Trump Puts Forward Tax Plan For Ultra Rich & Big Business

Treasury Secretary Steven Mnuchin (left) and National Economic Advisor Gary Cohn introduced the Trump administration's tax plan on Wednesday. (Photo: Reuters)

By Deirdre Fulton for Common Dreams – Decrying Trump’s proposal as “a very big step in precisely the wrong direction,” the Economic Policy Institute’s Josh Bivens and Hunter Blair wrote of the pass-through tax cut that “it will help private equity managers and people like President Trump: wealthy people who will now be able to reconfigure their taxes by reclassifying themselves as independent contractors. This isn’t theory, this is exactly what happened in Kansas.” In that state, Blair elaborated in a separate post on Wednesday, establishing a pass-through loophole led to “even more lost tax revenue.” Another aspect of Trump’s plan would eliminate the alternative minimum tax, or AMT, which was established to ensure that the super-rich are not able to use loopholes to escape their tax liability altogether.
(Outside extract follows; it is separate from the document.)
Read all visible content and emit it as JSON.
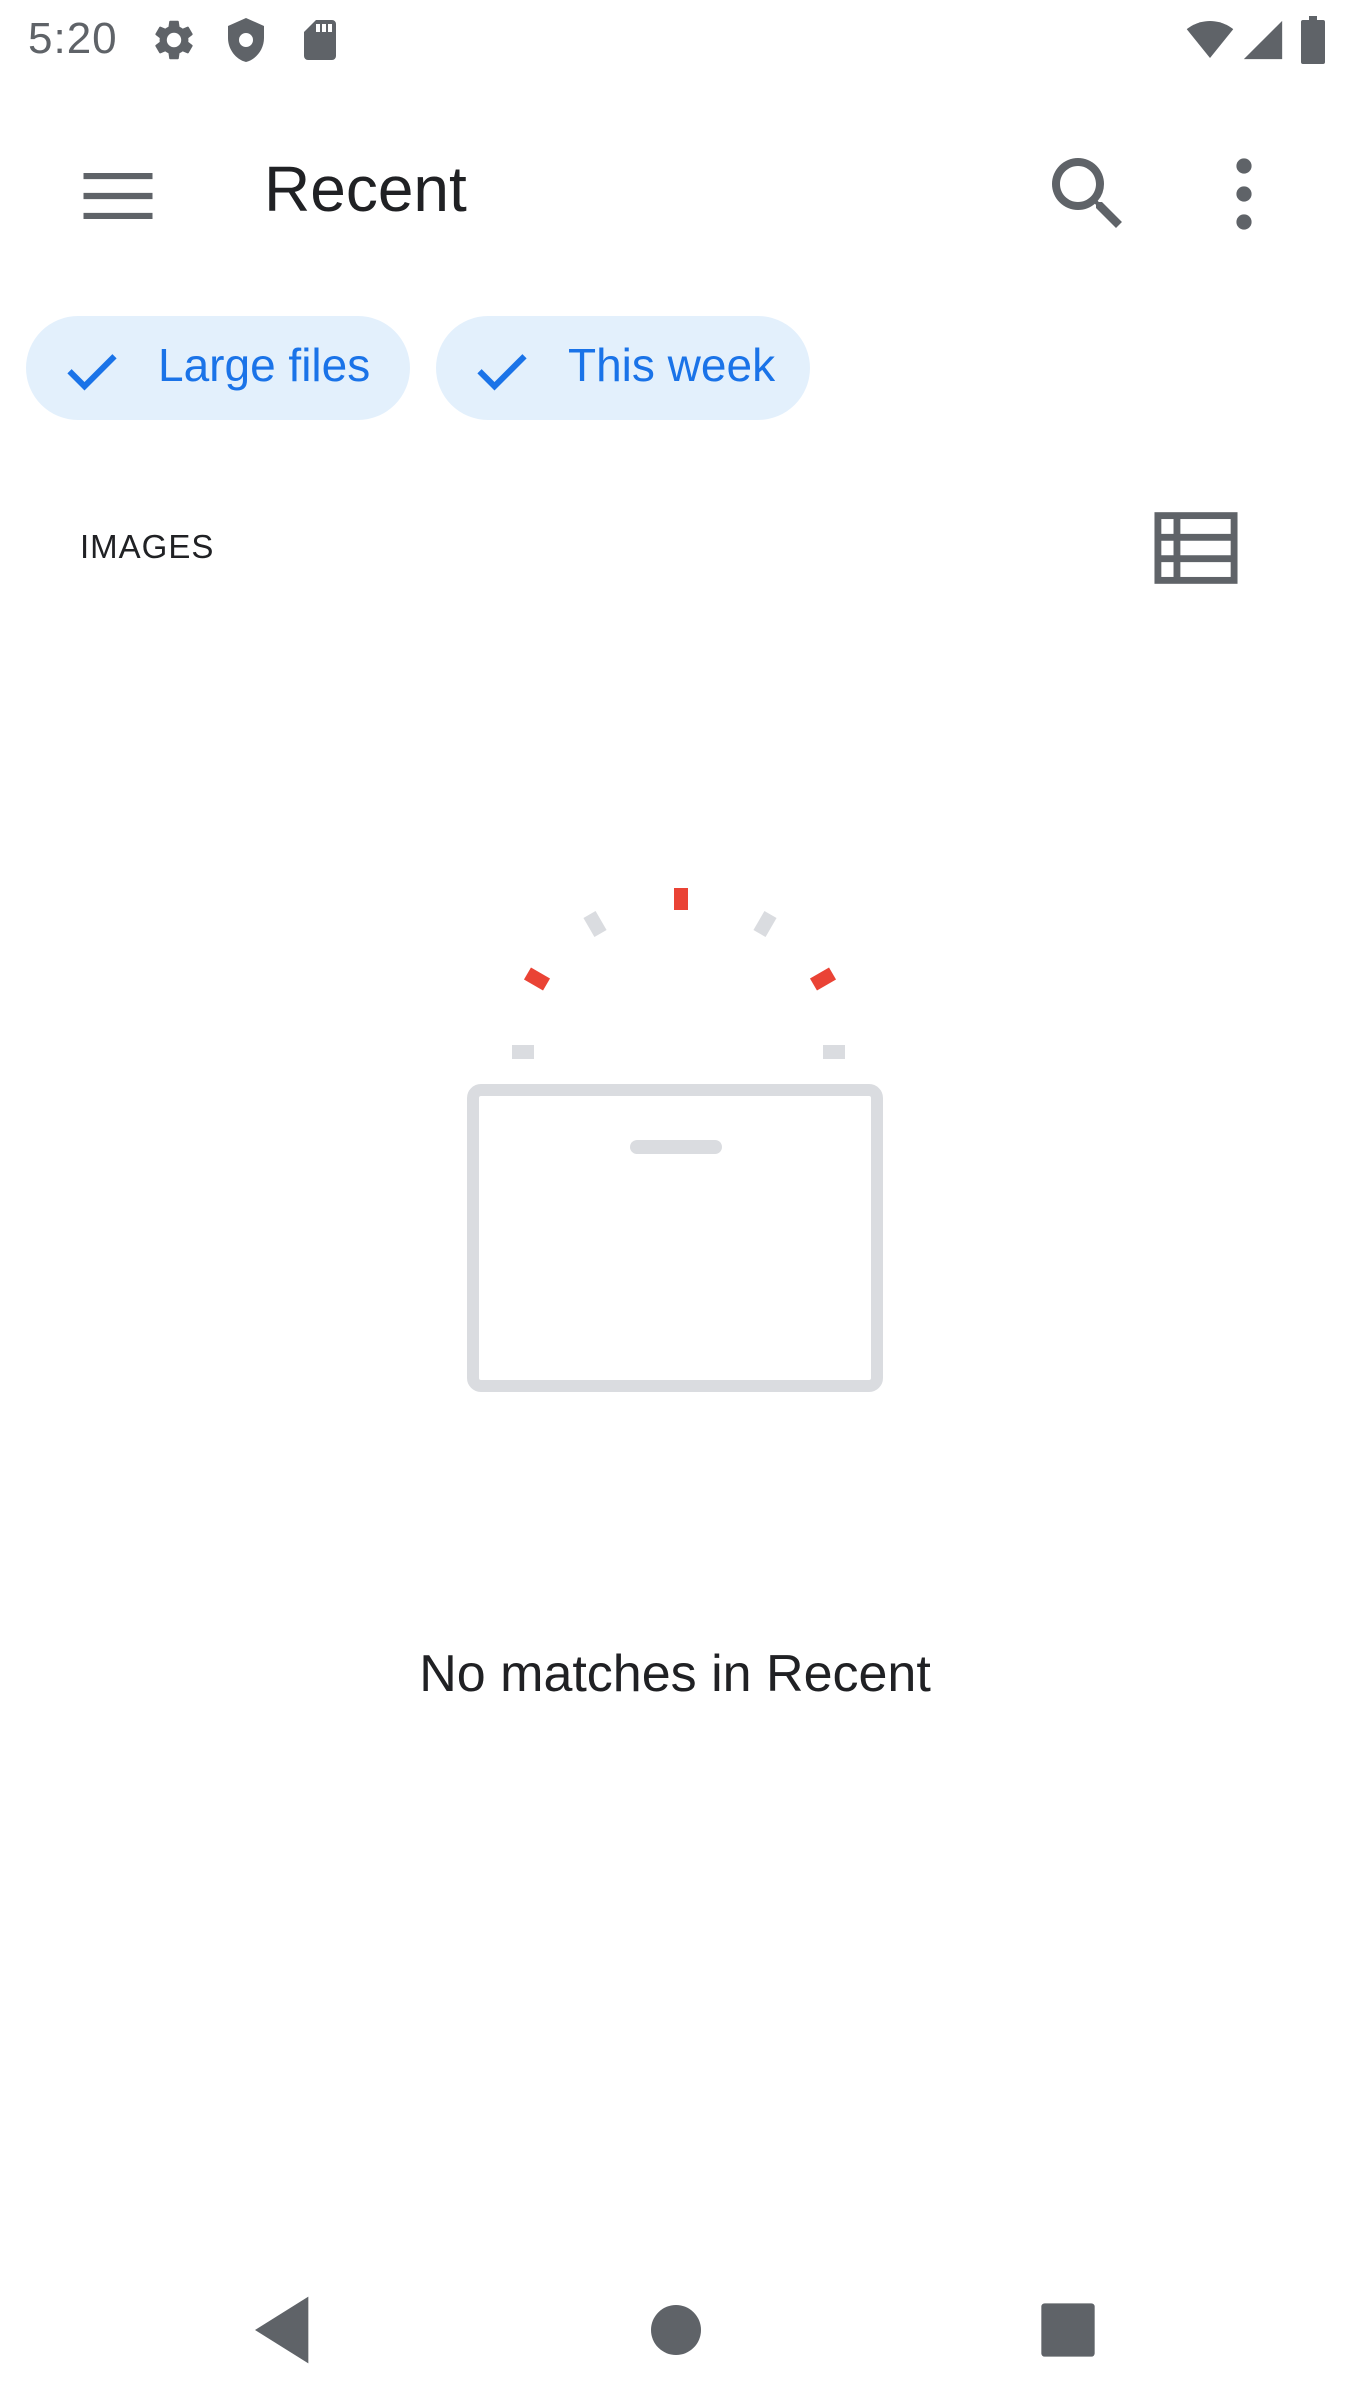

Trump’s 2005 tax return showed that for that year, “he paid 25 percent of $153 million in taxable income instead of the less than 4 percent that he would have paid without” the AMT, as the New York Times reported when the return was released last month. Cohn also announced that the administration’s proposal would repeal the so-called “estate tax” on holdings transferred from deceased people to their heirs.